Long Live the Open Web
A little or a lot, just blog
Yesterday, Daniel Jalkut (maker of the wonderful MarsEdit and FastScripts), entreated:
Everybody, join me in writing just one blog post today, to get that independent feeling back.
What made it even more enjoyable is that he later shared links to the posts people wrote that day. I’ve been missing the feeling of the ‘blogging community’ we had in the 2000s. In the past months I’ve been looking for (and finding) new people’s blogs to follow and this helped me to find a couple more.
This site has been an effort to do my part too, for what it’s worth. I have written something here pretty much every day since I took it in hand a few months ago. This is both surprising and pleasing in equal measure.
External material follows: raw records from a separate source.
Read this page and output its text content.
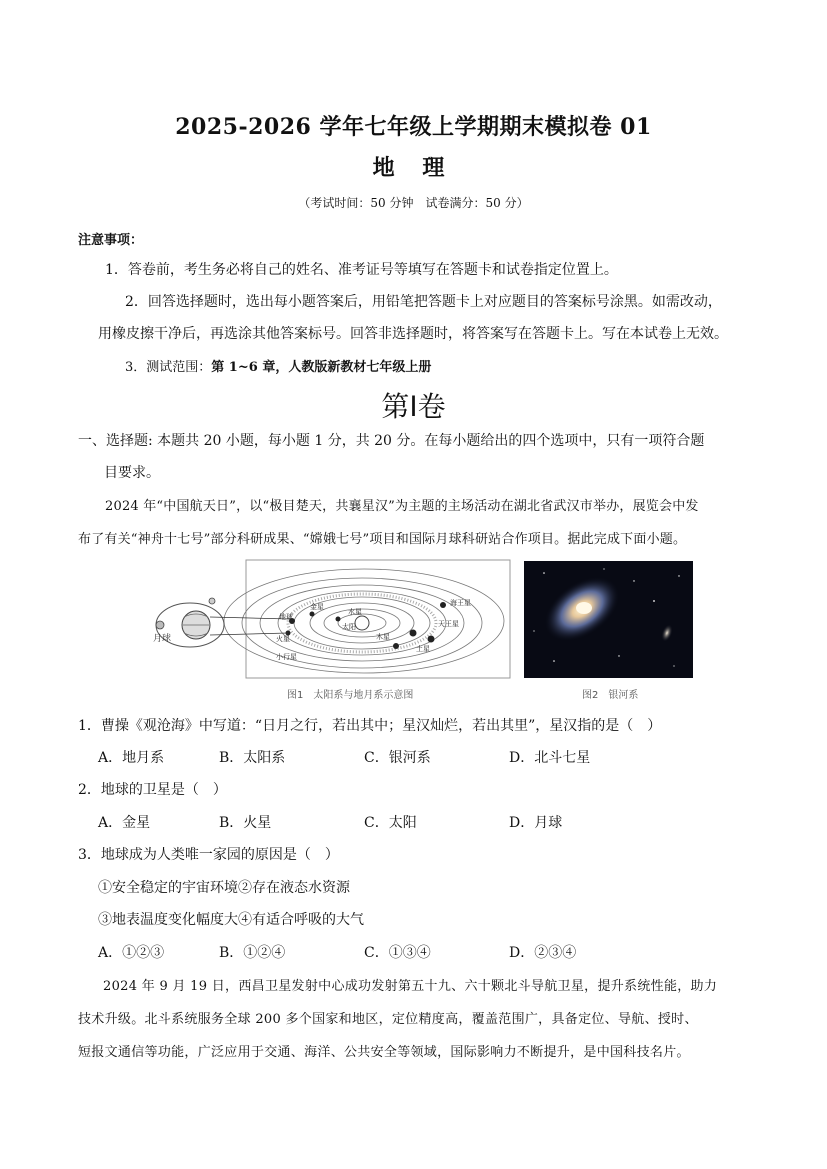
2025-2026 学年七年级上学期期末模拟卷 01
地 理
（考试时间：50 分钟　试卷满分：50 分）
注意事项：
1．答卷前，考生务必将自己的姓名、准考证号等填写在答题卡和试卷指定位置上。
2．回答选择题时，选出每小题答案后，用铅笔把答题卡上对应题目的答案标号涂黑。如需改动，
用橡皮擦干净后，再选涂其他答案标号。回答非选择题时，将答案写在答题卡上。写在本试卷上无效。
3．测试范围：第 1~6 章，人教版新教材七年级上册
第Ⅰ卷
一、选择题: 本题共 20 小题，每小题 1 分，共 20 分。在每小题给出的四个选项中，只有一项符合题
目要求。
2024 年“中国航天日”，以“极目楚天，共襄星汉”为主题的主场活动在湖北省武汉市举办，展览会中发
布了有关“神舟十七号”部分科研成果、“嫦娥七号”项目和国际月球科研站合作项目。据此完成下面小题。
水星
太阳
金星
地球
火星	木星
土星
天王星
海王星
小行星
月球
图1　太阳系与地月系示意图	图2　银河系
1．曹操《观沧海》中写道：“日月之行，若出其中；星汉灿烂，若出其里”，星汉指的是（　）
A．地月系	B．太阳系	C．银河系	D．北斗七星
2．地球的卫星是（　）
A．金星	B．火星	C．太阳	D．月球
3．地球成为人类唯一家园的原因是（　）
①安全稳定的宇宙环境②存在液态水资源
③地表温度变化幅度大④有适合呼吸的大气
A．①②③	B．①②④	C．①③④	D．②③④
2024 年 9 月 19 日，西昌卫星发射中心成功发射第五十九、六十颗北斗导航卫星，提升系统性能，助力
技术升级。北斗系统服务全球 200 多个国家和地区，定位精度高，覆盖范围广，具备定位、导航、授时、
短报文通信等功能，广泛应用于交通、海洋、公共安全等领域，国际影响力不断提升，是中国科技名片。
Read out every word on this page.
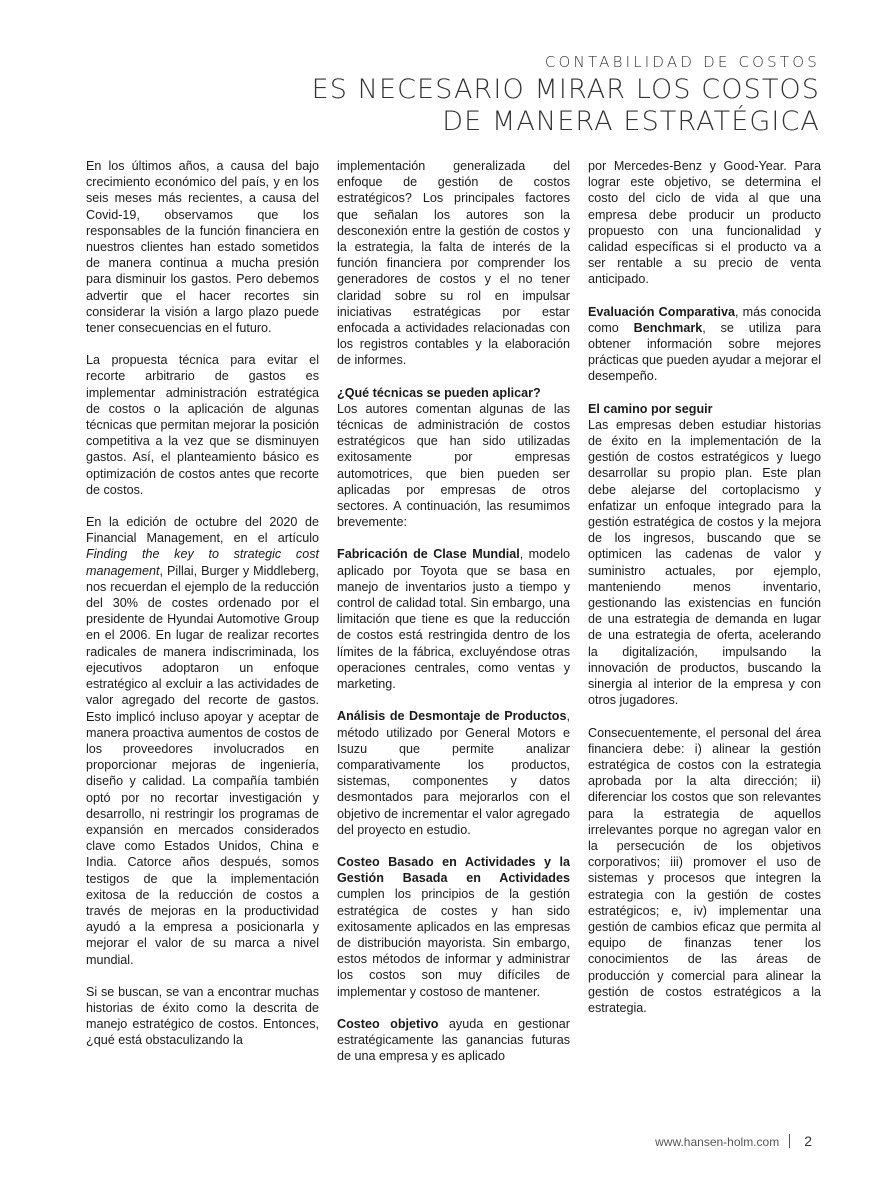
CONTABILIDAD DE COSTOS
ES NECESARIO MIRAR LOS COSTOS
DE MANERA ESTRATÉGICA

En los últimos años, a causa del bajo crecimiento económico del país, y en los seis meses más recientes, a causa del Covid-19, observamos que los responsables de la función financiera en nuestros clientes han estado sometidos de manera continua a mucha presión para disminuir los gastos. Pero debemos advertir que el hacer recortes sin considerar la visión a largo plazo puede tener consecuencias en el futuro.

La propuesta técnica para evitar el recorte arbitrario de gastos es implementar administración estratégica de costos o la aplicación de algunas técnicas que permitan mejorar la posición competitiva a la vez que se disminuyen gastos. Así, el planteamiento básico es optimización de costos antes que recorte de costos.

En la edición de octubre del 2020 de Financial Management, en el artículo Finding the key to strategic cost management, Pillai, Burger y Middleberg, nos recuerdan el ejemplo de la reducción del 30% de costes ordenado por el presidente de Hyundai Automotive Group en el 2006. En lugar de realizar recortes radicales de manera indiscriminada, los ejecutivos adoptaron un enfoque estratégico al excluir a las actividades de valor agregado del recorte de gastos. Esto implicó incluso apoyar y aceptar de manera proactiva aumentos de costos de los proveedores involucrados en proporcionar mejoras de ingeniería, diseño y calidad. La compañía también optó por no recortar investigación y desarrollo, ni restringir los programas de expansión en mercados considerados clave como Estados Unidos, China e India. Catorce años después, somos testigos de que la implementación exitosa de la reducción de costos a través de mejoras en la productividad ayudó a la empresa a posicionarla y mejorar el valor de su marca a nivel mundial.

Si se buscan, se van a encontrar muchas historias de éxito como la descrita de manejo estratégico de costos. Entonces, ¿qué está obstaculizando la

implementación generalizada del enfoque de gestión de costos estratégicos? Los principales factores que señalan los autores son la desconexión entre la gestión de costos y la estrategia, la falta de interés de la función financiera por comprender los generadores de costos y el no tener claridad sobre su rol en impulsar iniciativas estratégicas por estar enfocada a actividades relacionadas con los registros contables y la elaboración de informes.

¿Qué técnicas se pueden aplicar?
Los autores comentan algunas de las técnicas de administración de costos estratégicos que han sido utilizadas exitosamente por empresas automotrices, que bien pueden ser aplicadas por empresas de otros sectores. A continuación, las resumimos brevemente:

Fabricación de Clase Mundial, modelo aplicado por Toyota que se basa en manejo de inventarios justo a tiempo y control de calidad total. Sin embargo, una limitación que tiene es que la reducción de costos está restringida dentro de los límites de la fábrica, excluyéndose otras operaciones centrales, como ventas y marketing.

Análisis de Desmontaje de Productos, método utilizado por General Motors e Isuzu que permite analizar comparativamente los productos, sistemas, componentes y datos desmontados para mejorarlos con el objetivo de incrementar el valor agregado del proyecto en estudio.

Costeo Basado en Actividades y la Gestión Basada en Actividades cumplen los principios de la gestión estratégica de costes y han sido exitosamente aplicados en las empresas de distribución mayorista. Sin embargo, estos métodos de informar y administrar los costos son muy difíciles de implementar y costoso de mantener.

Costeo objetivo ayuda en gestionar estratégicamente las ganancias futuras de una empresa y es aplicado

por Mercedes-Benz y Good-Year. Para lograr este objetivo, se determina el costo del ciclo de vida al que una empresa debe producir un producto propuesto con una funcionalidad y calidad específicas si el producto va a ser rentable a su precio de venta anticipado.

Evaluación Comparativa, más conocida como Benchmark, se utiliza para obtener información sobre mejores prácticas que pueden ayudar a mejorar el desempeño.

El camino por seguir
Las empresas deben estudiar historias de éxito en la implementación de la gestión de costos estratégicos y luego desarrollar su propio plan. Este plan debe alejarse del cortoplacismo y enfatizar un enfoque integrado para la gestión estratégica de costos y la mejora de los ingresos, buscando que se optimicen las cadenas de valor y suministro actuales, por ejemplo, manteniendo menos inventario, gestionando las existencias en función de una estrategia de demanda en lugar de una estrategia de oferta, acelerando la digitalización, impulsando la innovación de productos, buscando la sinergia al interior de la empresa y con otros jugadores.

Consecuentemente, el personal del área financiera debe: i) alinear la gestión estratégica de costos con la estrategia aprobada por la alta dirección; ii) diferenciar los costos que son relevantes para la estrategia de aquellos irrelevantes porque no agregan valor en la persecución de los objetivos corporativos; iii) promover el uso de sistemas y procesos que integren la estrategia con la gestión de costes estratégicos; e, iv) implementar una gestión de cambios eficaz que permita al equipo de finanzas tener los conocimientos de las áreas de producción y comercial para alinear la gestión de costos estratégicos a la estrategia.

www.hansen-holm.com 2
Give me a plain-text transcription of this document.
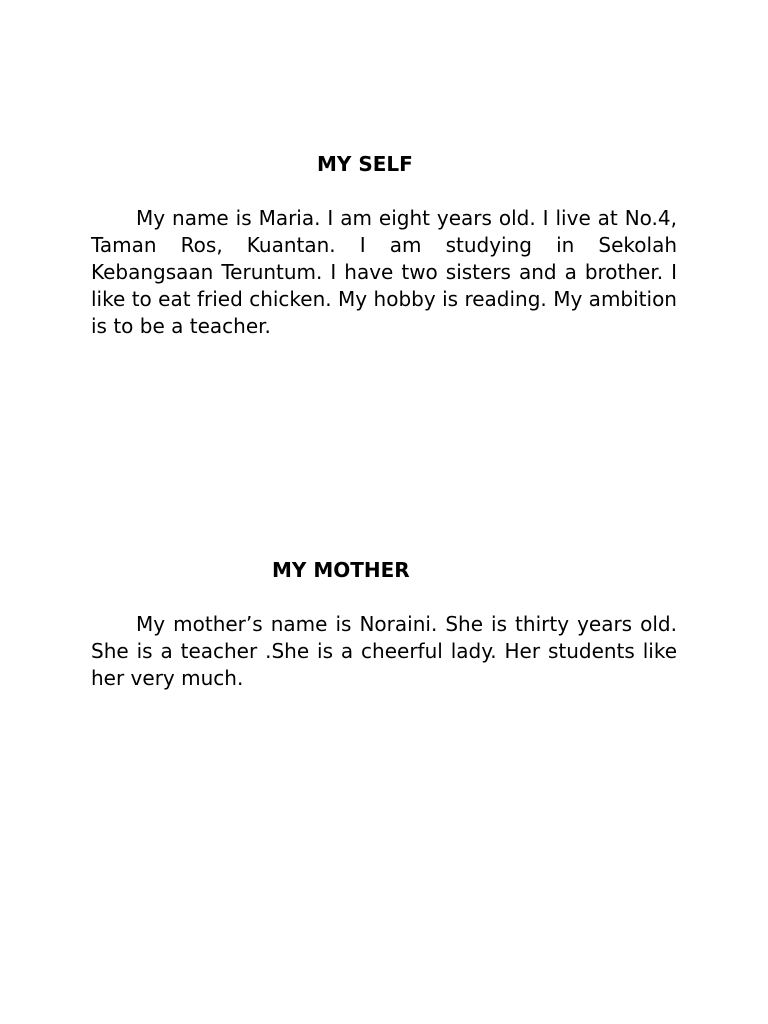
MY SELF

My name is Maria. I am eight years old. I live at No.4, Taman Ros, Kuantan. I am studying in Sekolah Kebangsaan Teruntum. I have two sisters and a brother. I like to eat fried chicken. My hobby is reading. My ambition is to be a teacher.

MY MOTHER

My mother’s name is Noraini. She is thirty years old. She is a teacher .She is a cheerful lady. Her students like her very much.
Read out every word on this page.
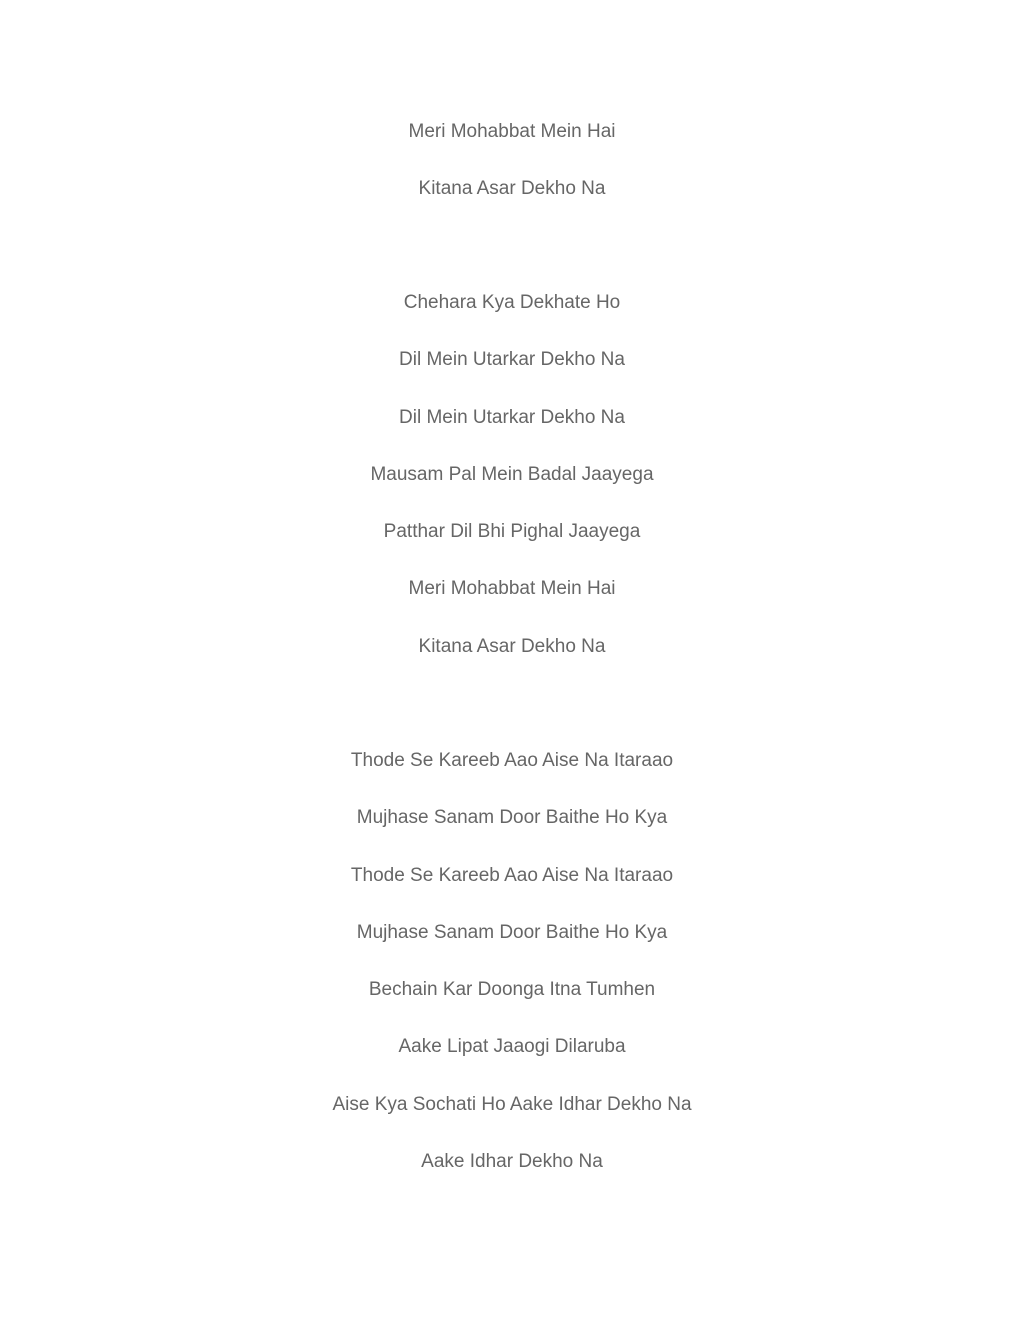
Meri Mohabbat Mein Hai
Kitana Asar Dekho Na
Chehara Kya Dekhate Ho
Dil Mein Utarkar Dekho Na
Dil Mein Utarkar Dekho Na
Mausam Pal Mein Badal Jaayega
Patthar Dil Bhi Pighal Jaayega
Meri Mohabbat Mein Hai
Kitana Asar Dekho Na
Thode Se Kareeb Aao Aise Na Itaraao
Mujhase Sanam Door Baithe Ho Kya
Thode Se Kareeb Aao Aise Na Itaraao
Mujhase Sanam Door Baithe Ho Kya
Bechain Kar Doonga Itna Tumhen
Aake Lipat Jaaogi Dilaruba
Aise Kya Sochati Ho Aake Idhar Dekho Na
Aake Idhar Dekho Na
Taking his own advice, Mr Jalkut expanded on his tweets by writing a blog post. In it, he considers why posting on social media might be more enticing:
I think people neglect to write blog posts because the feedback loop is not as tangible as the onslaught of (sometimes mechanical) likes or faves that you can receive on a social network.
I don’t know that I’ve ever got an ‘onslaught’ of interaction on Twitter, so this might apply more to others. It seems a likely factor, though. That and how posting to social media is, in most cases, much easier. He goes on:
With blogging, you need a little faith that you will gain an audience.
One thing that I did decide soon after I started this site was that I wasn’t going to care about people reading or subscribing to it. It’s for me. Should anyone read it, of course I shall be pleased, but I don’t want that to be a measure of its success.
This has one other pleasant side effect: I don’t need to rely on Google or other packages to collect analytics. There’s no JavaScript in sight.